Melcher pressed to Fox News Digital that based on Murphy’s own admission that he lied in the declaration he provided to the court, the Australian government could come down with harsh penalties for Heard.
“If his new statement is believed, the Australian government can charge Amber with the crime of subornation of perjury or for perverting justice, which carry prison sentences of 7 to 14 years,” Melcher explained. “Because of the severity of these offenses, there is no time limit to when the charges can be filed.”
Heard was initially hit with criminal charges for the illegal importing of animals and knowingly producing a false or misleading document – which carried a potential of 10 years in prison. Heard ultimately pleaded guilty and paid a $1,000 fine.
Meanwhile, Depp and Heard released a statement on the importance of respecting Australian law and “declaring everything,” which many said had the makings of a “hostage video.”
Admission of guilt
“There is a strong reason for the Australians to bring charges. Not only did Amber threaten Australia’s biosecurity by bringing Boo and Pistol illegally into the country, the court was fooled into granting her leniency based on Mr. Murphy’s declaration,” Melcher added.
Furthermore, Heard later named her new dog “Barnaby Joyce” after the deputy prime minister of Australia had publicly told her dogs to “bugger off back to the United States.”
At the time, Joyce said he was “fine” with the moniker, noting: “I get a real sense of accomplishment that I’m still in her head long after I’ve forgotten about them,” he said.

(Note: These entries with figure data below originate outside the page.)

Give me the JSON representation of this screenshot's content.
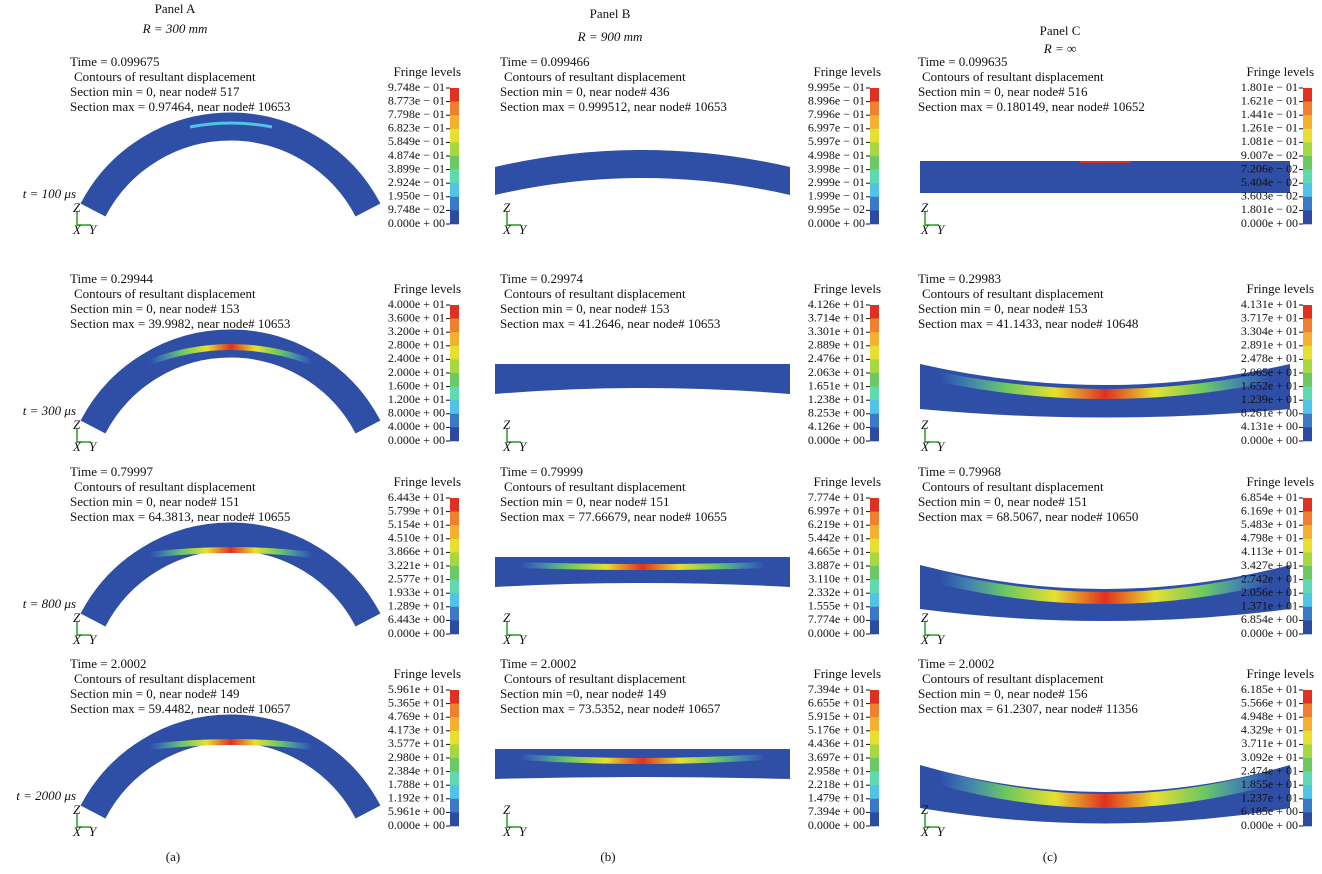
{
  "columns": [
    {
      "title": "Panel A",
      "radius": "R = 300 mm",
      "caption": "(a)",
      "panels": [
        {
          "time_label": "t = 100 μs",
          "time": "Time = 0.099675",
          "contour": "Contours of resultant displacement",
          "section_min": "Section min = 0, near node# 517",
          "section_max": "Section max = 0.97464, near node# 10653",
          "fringe_title": "Fringe levels",
          "fringe_levels": [
            "9.748e − 01",
            "8.773e − 01",
            "7.798e − 01",
            "6.823e − 01",
            "5.849e − 01",
            "4.874e − 01",
            "3.899e − 01",
            "2.924e − 01",
            "1.950e − 01",
            "9.748e − 02",
            "0.000e + 00"
          ]
        },
        {
          "time_label": "t = 300 μs",
          "time": "Time = 0.29944",
          "contour": "Contours of resultant displacement",
          "section_min": "Section min = 0, near node# 153",
          "section_max": "Section max = 39.9982, near node# 10653",
          "fringe_title": "Fringe levels",
          "fringe_levels": [
            "4.000e + 01",
            "3.600e + 01",
            "3.200e + 01",
            "2.800e + 01",
            "2.400e + 01",
            "2.000e + 01",
            "1.600e + 01",
            "1.200e + 01",
            "8.000e + 00",
            "4.000e + 00",
            "0.000e + 00"
          ]
        },
        {
          "time_label": "t = 800 μs",
          "time": "Time = 0.79997",
          "contour": "Contours of resultant displacement",
          "section_min": "Section min = 0, near node# 151",
          "section_max": "Section max = 64.3813, near node# 10655",
          "fringe_title": "Fringe levels",
          "fringe_levels": [
            "6.443e + 01",
            "5.799e + 01",
            "5.154e + 01",
            "4.510e + 01",
            "3.866e + 01",
            "3.221e + 01",
            "2.577e + 01",
            "1.933e + 01",
            "1.289e + 01",
            "6.443e + 00",
            "0.000e + 00"
          ]
        },
        {
          "time_label": "t = 2000 μs",
          "time": "Time = 2.0002",
          "contour": "Contours of resultant displacement",
          "section_min": "Section min = 0, near node# 149",
          "section_max": "Section max = 59.4482, near node# 10657",
          "fringe_title": "Fringe levels",
          "fringe_levels": [
            "5.961e + 01",
            "5.365e + 01",
            "4.769e + 01",
            "4.173e + 01",
            "3.577e + 01",
            "2.980e + 01",
            "2.384e + 01",
            "1.788e + 01",
            "1.192e + 01",
            "5.961e + 00",
            "0.000e + 00"
          ]
        }
      ]
    },
    {
      "title": "Panel B",
      "radius": "R = 900 mm",
      "caption": "(b)",
      "panels": [
        {
          "time": "Time = 0.099466",
          "contour": "Contours of resultant displacement",
          "section_min": "Section min = 0, near node# 436",
          "section_max": "Section max = 0.999512, near node# 10653",
          "fringe_title": "Fringe levels",
          "fringe_levels": [
            "9.995e − 01",
            "8.996e − 01",
            "7.996e − 01",
            "6.997e − 01",
            "5.997e − 01",
            "4.998e − 01",
            "3.998e − 01",
            "2.999e − 01",
            "1.999e − 01",
            "9.995e − 02",
            "0.000e + 00"
          ]
        },
        {
          "time": "Time = 0.29974",
          "contour": "Contours of resultant displacement",
          "section_min": "Section min = 0, near node# 153",
          "section_max": "Section max = 41.2646, near node# 10653",
          "fringe_title": "Fringe levels",
          "fringe_levels": [
            "4.126e + 01",
            "3.714e + 01",
            "3.301e + 01",
            "2.889e + 01",
            "2.476e + 01",
            "2.063e + 01",
            "1.651e + 01",
            "1.238e + 01",
            "8.253e + 00",
            "4.126e + 00",
            "0.000e + 00"
          ]
        },
        {
          "time": "Time = 0.79999",
          "contour": "Contours of resultant displacement",
          "section_min": "Section min = 0, near node# 151",
          "section_max": "Section max = 77.66679, near node# 10655",
          "fringe_title": "Fringe levels",
          "fringe_levels": [
            "7.774e + 01",
            "6.997e + 01",
            "6.219e + 01",
            "5.442e + 01",
            "4.665e + 01",
            "3.887e + 01",
            "3.110e + 01",
            "2.332e + 01",
            "1.555e + 01",
            "7.774e + 00",
            "0.000e + 00"
          ]
        },
        {
          "time": "Time = 2.0002",
          "contour": "Contours of resultant displacement",
          "section_min": "Section min =0, near node# 149",
          "section_max": "Section max = 73.5352, near node# 10657",
          "fringe_title": "Fringe levels",
          "fringe_levels": [
            "7.394e + 01",
            "6.655e + 01",
            "5.915e + 01",
            "5.176e + 01",
            "4.436e + 01",
            "3.697e + 01",
            "2.958e + 01",
            "2.218e + 01",
            "1.479e + 01",
            "7.394e + 00",
            "0.000e + 00"
          ]
        }
      ]
    },
    {
      "title": "Panel C",
      "radius": "R = ∞",
      "caption": "(c)",
      "panels": [
        {
          "time": "Time = 0.099635",
          "contour": "Contours of resultant displacement",
          "section_min": "Section min = 0, near node# 516",
          "section_max": "Section max = 0.180149, near node# 10652",
          "fringe_title": "Fringe levels",
          "fringe_levels": [
            "1.801e − 01",
            "1.621e − 01",
            "1.441e − 01",
            "1.261e − 01",
            "1.081e − 01",
            "9.007e − 02",
            "7.206e − 02",
            "5.404e − 02",
            "3.603e − 02",
            "1.801e − 02",
            "0.000e + 00"
          ]
        },
        {
          "time": "Time = 0.29983",
          "contour": "Contours of resultant displacement",
          "section_min": "Section min = 0, near node# 153",
          "section_max": "Section max = 41.1433, near node# 10648",
          "fringe_title": "Fringe levels",
          "fringe_levels": [
            "4.131e + 01",
            "3.717e + 01",
            "3.304e + 01",
            "2.891e + 01",
            "2.478e + 01",
            "2.065e + 01",
            "1.652e + 01",
            "1.239e + 01",
            "8.261e + 00",
            "4.131e + 00",
            "0.000e + 00"
          ]
        },
        {
          "time": "Time = 0.79968",
          "contour": "Contours of resultant displacement",
          "section_min": "Section min = 0, near node# 151",
          "section_max": "Section max = 68.5067, near node# 10650",
          "fringe_title": "Fringe levels",
          "fringe_levels": [
            "6.854e + 01",
            "6.169e + 01",
            "5.483e + 01",
            "4.798e + 01",
            "4.113e + 01",
            "3.427e + 01",
            "2.742e + 01",
            "2.056e + 01",
            "1.371e + 01",
            "6.854e + 00",
            "0.000e + 00"
          ]
        },
        {
          "time": "Time = 2.0002",
          "contour": "Contours of resultant displacement",
          "section_min": "Section min = 0, near node# 156",
          "section_max": "Section max = 61.2307, near node# 11356",
          "fringe_title": "Fringe levels",
          "fringe_levels": [
            "6.185e + 01",
            "5.566e + 01",
            "4.948e + 01",
            "4.329e + 01",
            "3.711e + 01",
            "3.092e + 01",
            "2.474e + 01",
            "1.855e + 01",
            "1.237e + 01",
            "6.185e + 00",
            "0.000e + 00"
          ]
        }
      ]
    }
  ],
  "axes": {
    "z": "Z",
    "x": "X",
    "y": "Y"
  }
}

However, Melcher believes the act on the part of Heard “adds further insult” since Joyce “excoriated the couple for bringing the dogs without proper clearance.”
Meanwhile, in the U.S. defamation case involving Heard and Depp, the trial is in day 20 with the defense presenting its case. Heard’s sister, Whitney, her former best friend Raquel Pennington, as well as actress and Depp’s ex-fling Ellen Barkin have all testified on Heard’s behalf.
Closing arguments are expected to begin on Friday, May 27.